He pressed his nose against other people's lives and envied them in a way he would have found unthinkable, unnecessary, twenty-four hours ago. Now he would be any one of them, if only for a day; if only to anticipate the sound of the screen door slamming, the footsteps on the stairs, the sounds that tell you all is well. He wished he could walk up one of the trim little paths, knock on the front door and say, “I'm Dr. Owens, let me sit with you awhile.” “Let me tell you about my son.” “Let me tell you who he was.” He wished he could invite himself inside and be part of someone else's family, someone else's story. But all he could do was stand apart, alone in the shadows of the oak trees, and listen to the hiss of the street lamps, watch front doors open and people he did not know walk down the sidewalk, skateboard over the curb, drive cars. All he could do was want what was happening inside those houses and feel the absence of all that had been his just the day before, as though the strength of his desire, the power of his envy, might alter this irremediable night.

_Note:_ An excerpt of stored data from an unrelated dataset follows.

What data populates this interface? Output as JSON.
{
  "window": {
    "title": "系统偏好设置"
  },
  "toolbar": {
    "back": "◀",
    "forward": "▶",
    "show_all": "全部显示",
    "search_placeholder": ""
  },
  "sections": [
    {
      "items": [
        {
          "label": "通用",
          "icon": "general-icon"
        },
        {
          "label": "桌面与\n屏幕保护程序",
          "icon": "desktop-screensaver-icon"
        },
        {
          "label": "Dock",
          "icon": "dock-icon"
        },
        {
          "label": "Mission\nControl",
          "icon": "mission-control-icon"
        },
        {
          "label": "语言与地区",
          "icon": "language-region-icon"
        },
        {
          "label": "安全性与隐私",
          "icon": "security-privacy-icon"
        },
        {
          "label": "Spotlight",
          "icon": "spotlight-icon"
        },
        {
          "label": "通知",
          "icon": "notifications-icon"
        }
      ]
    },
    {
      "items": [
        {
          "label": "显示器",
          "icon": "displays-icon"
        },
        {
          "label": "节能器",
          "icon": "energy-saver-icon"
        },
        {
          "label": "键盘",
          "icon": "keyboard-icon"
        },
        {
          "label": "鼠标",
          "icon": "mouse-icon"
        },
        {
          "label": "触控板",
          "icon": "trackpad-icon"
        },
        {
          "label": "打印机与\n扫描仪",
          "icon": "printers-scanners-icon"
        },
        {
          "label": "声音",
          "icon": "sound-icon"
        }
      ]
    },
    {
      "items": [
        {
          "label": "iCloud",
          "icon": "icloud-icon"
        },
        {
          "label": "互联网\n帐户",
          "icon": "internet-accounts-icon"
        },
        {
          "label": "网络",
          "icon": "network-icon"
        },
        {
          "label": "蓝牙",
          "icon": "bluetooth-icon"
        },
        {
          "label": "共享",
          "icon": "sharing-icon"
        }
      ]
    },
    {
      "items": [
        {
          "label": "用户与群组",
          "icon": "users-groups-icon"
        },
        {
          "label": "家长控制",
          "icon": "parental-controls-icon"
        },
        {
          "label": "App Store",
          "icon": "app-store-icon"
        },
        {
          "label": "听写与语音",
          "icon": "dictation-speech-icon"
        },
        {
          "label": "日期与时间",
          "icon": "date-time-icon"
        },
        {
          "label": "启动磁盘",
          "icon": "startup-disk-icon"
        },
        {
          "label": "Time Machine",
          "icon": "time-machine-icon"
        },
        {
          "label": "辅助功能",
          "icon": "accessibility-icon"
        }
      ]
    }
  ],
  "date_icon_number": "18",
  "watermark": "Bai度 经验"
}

Then he was walking again, where the town met the edge of soy fields and alfalfa was beginning to show through the soil. Where the sun was setting and the air grew dense with carbon dioxide, and the scent of spring crops and fertile earth spiraled up from the ground, spanning the darkness like a veil. He was going home.

 

There were messages waiting for him. Lois, Eileen, a couple of Danny's friends asking Danny why he wasn't in school. Bob Garvin, calling from South Wellfleet: “Getting things ready for you guys.” Yoshi in Maine: “Nick and the boys can't wait.” Clive Ebersol, calling from Canada to talk about the fishing trip.

There was so much to undo. So much summer to cancel.

Jack made the calls to Canada and Maine, Massachusetts and Con
necticut; to airlines and inns. To people he'd known for most of a lifetime, who asked for no explanations and gave their sympathy. To strangers with nothing to give but their indifference and inconvenience. By the time Jack fell asleep on the couch, there was still more summer to cancel, more summer to undo.

He awoke with the morning sun shining in his eyes and the telephone ringing on the floor. It was Detective Hopewell: “The coroner turned in his report, Dr. Owens. It was death by asphyxiation. Thanks for your patience.” And Jack remembered everything.

“When can I get him out of there?”

“Anytime.”

“Did they have to…”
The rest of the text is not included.